Table 2 Transcripts annotation statistics.
Fig. 3
figure 3

Homologous species distribution by NR annotation.

Fig. 4
figure 4

GO classification of the P. shikokuense full-length transcripts. The x-axis represents GO categories, the left y-axis represents the percentage of transcripts number, and the right y-axis represents transcripts number. The figure shows transcript GO classification on second level.

Fig. 5
figure 5

KOG function classification of P. shikokuense full-length transcripts. The x-axis represents different KOG categories (represented by the legend on the right), and y-axis represents the number of the transcripts.

A stepwise screening method was used to predict LncRNAs, and 11,917 candidates LncRNAs were finally predicted by Pfam database. (Fig. 6a).
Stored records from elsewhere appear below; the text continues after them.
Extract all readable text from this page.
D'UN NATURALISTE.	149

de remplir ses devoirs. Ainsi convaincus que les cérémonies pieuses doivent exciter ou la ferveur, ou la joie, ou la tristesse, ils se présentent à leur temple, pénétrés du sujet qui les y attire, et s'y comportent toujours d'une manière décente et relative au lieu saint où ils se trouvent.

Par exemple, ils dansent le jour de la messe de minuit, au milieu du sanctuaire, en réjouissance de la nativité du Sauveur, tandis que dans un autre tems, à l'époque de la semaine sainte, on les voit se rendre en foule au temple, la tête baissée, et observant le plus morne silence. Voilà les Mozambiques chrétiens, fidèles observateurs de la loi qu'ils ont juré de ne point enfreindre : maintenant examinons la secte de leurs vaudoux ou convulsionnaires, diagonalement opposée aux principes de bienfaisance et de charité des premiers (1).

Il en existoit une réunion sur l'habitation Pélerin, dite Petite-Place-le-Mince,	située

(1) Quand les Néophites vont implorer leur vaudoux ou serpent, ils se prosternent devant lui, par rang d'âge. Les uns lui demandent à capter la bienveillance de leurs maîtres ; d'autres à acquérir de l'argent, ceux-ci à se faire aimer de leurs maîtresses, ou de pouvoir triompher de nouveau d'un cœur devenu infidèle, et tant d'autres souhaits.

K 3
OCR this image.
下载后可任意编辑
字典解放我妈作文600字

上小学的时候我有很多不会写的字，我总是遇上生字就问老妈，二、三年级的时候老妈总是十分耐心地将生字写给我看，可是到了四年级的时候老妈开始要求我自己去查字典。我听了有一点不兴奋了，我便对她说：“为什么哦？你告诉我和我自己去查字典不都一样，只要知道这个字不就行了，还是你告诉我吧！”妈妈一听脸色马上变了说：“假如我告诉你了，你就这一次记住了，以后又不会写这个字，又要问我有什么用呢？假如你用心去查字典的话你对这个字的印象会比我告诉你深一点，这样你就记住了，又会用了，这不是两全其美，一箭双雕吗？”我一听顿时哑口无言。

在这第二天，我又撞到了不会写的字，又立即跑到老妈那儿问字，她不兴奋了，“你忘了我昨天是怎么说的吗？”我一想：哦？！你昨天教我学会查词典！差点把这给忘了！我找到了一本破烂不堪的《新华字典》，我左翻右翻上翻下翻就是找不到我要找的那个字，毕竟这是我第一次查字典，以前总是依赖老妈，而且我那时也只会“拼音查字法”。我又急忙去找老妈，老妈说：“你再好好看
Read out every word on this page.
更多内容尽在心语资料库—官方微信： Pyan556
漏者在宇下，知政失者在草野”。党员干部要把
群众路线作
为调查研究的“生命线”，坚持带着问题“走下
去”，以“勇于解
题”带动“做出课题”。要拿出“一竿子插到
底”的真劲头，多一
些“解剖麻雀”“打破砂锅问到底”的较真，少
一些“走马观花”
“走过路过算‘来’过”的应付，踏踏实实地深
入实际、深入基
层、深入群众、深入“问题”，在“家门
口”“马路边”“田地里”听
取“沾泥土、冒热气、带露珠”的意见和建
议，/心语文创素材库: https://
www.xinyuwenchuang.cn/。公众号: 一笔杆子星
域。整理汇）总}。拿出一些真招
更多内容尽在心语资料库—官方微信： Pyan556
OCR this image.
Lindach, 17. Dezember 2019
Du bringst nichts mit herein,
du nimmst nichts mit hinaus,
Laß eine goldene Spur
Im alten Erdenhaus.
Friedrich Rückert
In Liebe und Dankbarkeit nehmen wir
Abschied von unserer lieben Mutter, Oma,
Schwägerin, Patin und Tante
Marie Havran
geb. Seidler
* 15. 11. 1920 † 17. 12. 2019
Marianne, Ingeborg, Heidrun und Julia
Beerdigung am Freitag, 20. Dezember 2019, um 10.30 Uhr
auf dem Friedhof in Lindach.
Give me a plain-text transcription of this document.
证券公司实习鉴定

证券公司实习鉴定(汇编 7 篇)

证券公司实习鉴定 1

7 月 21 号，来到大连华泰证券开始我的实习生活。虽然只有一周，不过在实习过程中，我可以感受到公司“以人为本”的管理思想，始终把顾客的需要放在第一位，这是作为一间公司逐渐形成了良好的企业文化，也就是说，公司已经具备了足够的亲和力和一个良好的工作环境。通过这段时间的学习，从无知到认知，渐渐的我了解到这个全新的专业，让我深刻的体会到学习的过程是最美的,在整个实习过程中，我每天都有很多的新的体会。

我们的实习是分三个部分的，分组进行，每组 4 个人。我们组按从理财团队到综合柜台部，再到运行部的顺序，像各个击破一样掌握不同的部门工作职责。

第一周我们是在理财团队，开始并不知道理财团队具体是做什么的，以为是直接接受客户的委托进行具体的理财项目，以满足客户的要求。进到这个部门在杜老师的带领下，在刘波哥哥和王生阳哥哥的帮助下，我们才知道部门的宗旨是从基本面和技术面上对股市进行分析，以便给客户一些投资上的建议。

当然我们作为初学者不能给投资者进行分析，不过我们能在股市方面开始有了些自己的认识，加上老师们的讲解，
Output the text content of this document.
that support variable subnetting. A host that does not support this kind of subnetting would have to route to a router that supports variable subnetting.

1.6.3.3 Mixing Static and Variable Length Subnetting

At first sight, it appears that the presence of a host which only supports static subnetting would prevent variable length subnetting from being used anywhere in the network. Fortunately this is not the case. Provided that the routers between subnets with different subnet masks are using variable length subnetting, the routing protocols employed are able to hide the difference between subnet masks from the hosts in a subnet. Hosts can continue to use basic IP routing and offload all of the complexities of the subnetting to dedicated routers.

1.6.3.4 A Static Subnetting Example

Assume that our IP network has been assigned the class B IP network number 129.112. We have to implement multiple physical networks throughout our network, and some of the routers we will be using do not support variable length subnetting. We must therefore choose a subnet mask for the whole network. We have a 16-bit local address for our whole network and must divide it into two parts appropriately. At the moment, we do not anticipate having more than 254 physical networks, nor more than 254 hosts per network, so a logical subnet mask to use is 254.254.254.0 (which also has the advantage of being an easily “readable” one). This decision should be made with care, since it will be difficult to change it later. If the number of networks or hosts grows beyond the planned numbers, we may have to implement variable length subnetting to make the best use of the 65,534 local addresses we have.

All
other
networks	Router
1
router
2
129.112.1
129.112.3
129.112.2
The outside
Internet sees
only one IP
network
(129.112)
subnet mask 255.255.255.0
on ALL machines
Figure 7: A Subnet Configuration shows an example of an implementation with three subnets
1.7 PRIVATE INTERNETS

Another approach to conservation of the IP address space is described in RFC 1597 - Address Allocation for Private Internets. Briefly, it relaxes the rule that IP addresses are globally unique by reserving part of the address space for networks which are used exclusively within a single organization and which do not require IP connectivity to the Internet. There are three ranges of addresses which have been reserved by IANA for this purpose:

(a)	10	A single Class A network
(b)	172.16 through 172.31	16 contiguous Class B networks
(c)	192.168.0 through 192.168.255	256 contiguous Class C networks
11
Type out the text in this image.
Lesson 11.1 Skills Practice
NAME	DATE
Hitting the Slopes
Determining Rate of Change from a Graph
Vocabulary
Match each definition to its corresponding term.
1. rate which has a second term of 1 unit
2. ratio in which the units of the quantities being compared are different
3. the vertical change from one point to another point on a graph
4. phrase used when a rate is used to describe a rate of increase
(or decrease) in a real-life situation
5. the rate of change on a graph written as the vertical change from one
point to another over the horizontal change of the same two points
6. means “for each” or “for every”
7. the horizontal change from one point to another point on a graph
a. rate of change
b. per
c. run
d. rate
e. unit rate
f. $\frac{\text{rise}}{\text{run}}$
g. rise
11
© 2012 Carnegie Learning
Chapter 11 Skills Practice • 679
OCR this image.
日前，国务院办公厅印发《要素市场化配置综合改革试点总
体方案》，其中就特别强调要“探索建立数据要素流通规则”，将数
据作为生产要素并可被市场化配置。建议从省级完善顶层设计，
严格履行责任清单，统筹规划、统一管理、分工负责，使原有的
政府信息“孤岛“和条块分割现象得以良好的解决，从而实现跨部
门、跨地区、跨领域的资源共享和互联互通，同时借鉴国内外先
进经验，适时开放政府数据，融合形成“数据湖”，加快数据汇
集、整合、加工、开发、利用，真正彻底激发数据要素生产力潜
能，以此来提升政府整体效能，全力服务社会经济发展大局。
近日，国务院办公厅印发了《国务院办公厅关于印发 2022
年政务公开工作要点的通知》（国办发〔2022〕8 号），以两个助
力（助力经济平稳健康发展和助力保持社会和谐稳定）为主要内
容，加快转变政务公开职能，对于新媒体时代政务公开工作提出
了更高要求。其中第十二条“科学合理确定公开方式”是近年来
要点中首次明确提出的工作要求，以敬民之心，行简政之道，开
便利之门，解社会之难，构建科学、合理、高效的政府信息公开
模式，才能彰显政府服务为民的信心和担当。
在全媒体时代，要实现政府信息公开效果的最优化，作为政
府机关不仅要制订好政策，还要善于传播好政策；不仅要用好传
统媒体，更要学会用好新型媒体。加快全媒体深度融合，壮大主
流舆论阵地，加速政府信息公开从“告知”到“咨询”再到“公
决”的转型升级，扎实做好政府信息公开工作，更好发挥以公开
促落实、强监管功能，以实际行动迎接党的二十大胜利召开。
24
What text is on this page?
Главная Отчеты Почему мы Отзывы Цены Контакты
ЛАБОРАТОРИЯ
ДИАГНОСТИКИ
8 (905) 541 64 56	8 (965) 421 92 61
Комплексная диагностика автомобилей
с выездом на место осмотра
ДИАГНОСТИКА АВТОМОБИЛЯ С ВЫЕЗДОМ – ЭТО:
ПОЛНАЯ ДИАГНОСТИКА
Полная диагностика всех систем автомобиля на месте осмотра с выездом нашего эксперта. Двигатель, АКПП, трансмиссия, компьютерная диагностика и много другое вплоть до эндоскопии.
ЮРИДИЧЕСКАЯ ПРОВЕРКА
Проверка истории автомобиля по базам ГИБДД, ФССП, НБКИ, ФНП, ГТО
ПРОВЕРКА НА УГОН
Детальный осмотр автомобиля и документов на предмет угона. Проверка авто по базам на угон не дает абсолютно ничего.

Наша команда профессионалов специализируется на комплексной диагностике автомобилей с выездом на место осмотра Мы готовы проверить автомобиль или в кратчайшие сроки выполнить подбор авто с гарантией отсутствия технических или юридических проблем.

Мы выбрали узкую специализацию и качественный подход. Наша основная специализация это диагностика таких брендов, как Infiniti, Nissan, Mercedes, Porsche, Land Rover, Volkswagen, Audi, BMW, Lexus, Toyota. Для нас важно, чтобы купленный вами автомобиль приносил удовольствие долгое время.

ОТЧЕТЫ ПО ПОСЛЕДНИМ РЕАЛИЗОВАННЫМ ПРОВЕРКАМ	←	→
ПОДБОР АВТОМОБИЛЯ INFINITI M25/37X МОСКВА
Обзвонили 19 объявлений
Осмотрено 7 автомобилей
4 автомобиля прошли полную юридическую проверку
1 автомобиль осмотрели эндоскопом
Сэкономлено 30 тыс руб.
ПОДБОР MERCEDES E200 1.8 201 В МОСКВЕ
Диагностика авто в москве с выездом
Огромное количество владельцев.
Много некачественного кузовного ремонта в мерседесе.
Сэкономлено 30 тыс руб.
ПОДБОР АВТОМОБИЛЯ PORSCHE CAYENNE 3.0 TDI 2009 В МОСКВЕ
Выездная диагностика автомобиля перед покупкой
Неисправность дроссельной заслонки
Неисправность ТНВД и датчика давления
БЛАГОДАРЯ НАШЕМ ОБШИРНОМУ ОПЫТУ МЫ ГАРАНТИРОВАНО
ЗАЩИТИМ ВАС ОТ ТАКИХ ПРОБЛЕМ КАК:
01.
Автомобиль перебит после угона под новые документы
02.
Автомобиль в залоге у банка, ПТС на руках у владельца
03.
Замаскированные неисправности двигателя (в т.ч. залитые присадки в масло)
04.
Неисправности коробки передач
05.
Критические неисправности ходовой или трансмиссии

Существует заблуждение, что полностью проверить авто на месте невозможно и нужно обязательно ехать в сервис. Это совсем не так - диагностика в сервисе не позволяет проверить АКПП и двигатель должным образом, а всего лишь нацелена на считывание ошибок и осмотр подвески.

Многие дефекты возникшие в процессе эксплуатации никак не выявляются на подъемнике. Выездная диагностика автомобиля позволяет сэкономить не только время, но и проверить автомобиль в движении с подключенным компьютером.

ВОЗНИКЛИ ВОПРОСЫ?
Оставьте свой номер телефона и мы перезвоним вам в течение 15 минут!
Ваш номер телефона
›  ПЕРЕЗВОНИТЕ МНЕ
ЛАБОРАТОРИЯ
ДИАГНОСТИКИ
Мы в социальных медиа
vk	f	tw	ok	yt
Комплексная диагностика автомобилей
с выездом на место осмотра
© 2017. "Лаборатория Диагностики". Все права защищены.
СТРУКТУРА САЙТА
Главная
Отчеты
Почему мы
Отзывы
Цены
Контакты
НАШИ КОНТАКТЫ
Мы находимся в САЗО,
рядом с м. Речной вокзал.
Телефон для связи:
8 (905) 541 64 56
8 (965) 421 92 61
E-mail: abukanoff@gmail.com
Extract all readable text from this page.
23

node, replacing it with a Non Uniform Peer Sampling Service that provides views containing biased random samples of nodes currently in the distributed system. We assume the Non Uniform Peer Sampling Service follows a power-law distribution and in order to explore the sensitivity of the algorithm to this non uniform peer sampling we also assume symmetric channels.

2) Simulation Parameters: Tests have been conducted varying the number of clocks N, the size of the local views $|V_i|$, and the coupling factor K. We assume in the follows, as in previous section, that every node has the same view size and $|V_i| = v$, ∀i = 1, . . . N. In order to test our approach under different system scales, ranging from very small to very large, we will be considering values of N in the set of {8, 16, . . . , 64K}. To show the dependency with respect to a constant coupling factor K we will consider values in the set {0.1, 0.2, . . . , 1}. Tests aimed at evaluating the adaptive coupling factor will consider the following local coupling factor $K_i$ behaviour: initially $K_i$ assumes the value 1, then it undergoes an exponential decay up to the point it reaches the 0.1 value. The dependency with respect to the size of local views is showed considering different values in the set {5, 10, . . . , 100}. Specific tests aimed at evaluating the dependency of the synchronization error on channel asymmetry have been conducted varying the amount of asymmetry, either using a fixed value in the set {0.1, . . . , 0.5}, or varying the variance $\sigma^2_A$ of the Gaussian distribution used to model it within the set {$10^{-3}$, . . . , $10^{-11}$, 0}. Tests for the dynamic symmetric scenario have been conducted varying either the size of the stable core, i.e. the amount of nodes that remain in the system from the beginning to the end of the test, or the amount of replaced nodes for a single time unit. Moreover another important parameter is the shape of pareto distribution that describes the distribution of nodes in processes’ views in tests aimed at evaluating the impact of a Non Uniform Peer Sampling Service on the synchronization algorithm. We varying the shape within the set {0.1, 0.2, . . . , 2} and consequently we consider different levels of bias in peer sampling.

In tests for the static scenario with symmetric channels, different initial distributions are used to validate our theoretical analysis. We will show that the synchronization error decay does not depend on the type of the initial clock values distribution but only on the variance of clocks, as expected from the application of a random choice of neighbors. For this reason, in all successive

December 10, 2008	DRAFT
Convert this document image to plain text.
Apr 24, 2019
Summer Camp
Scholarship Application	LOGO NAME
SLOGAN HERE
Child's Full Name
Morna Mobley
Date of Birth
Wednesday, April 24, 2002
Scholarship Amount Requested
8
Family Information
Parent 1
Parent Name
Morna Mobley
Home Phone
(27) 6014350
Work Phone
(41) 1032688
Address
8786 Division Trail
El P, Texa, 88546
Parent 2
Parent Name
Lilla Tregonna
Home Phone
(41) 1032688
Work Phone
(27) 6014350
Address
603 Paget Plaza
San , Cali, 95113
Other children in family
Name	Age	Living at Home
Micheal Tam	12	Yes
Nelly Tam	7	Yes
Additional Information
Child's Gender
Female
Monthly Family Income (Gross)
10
Besides, a total of 78,265 ORFs were identified, of them 15,501 were the protein coding ones. Length distribution of protein coded by predicted CDS is shown in the Fig. 6b. In addition, a total of 437 putative transcription factor (TF) members from 17 TF families were predicted, with the largest number being the C3H family, followed by the CSD family (Fig. 6c).

Fig. 6
figure 6

The analysis of LncRNAs, CDS, TF and SSRs. (a) The long non-coding RNA prediction by cnci, cpc, cpat and pfam datebase. (b) Length distribution of protein coded by predicted CDS. (c) The transcription factors prediction. (d) The structure of simple sequence repeats. The enlarged image in the red box is shown by the arrow.

Structural analysis of full-length transcripts

A total of 34,723 transcripts were identified to contain more than one SSR marker, of which most SSR type was tri-nucleotide (three bases) 54.49%, followed by compound SSR (hybrid microsatellite, distance of two SSRs less than 100 bp) 24.52%, di-nucleotide (two bases) 9.45%, mono-nucleotide (single base) 8.90%, and the least was penta-nucleotide (five nucleotides) 0.1%. The density distribution of different SSR types was summarized in Fig. 6d.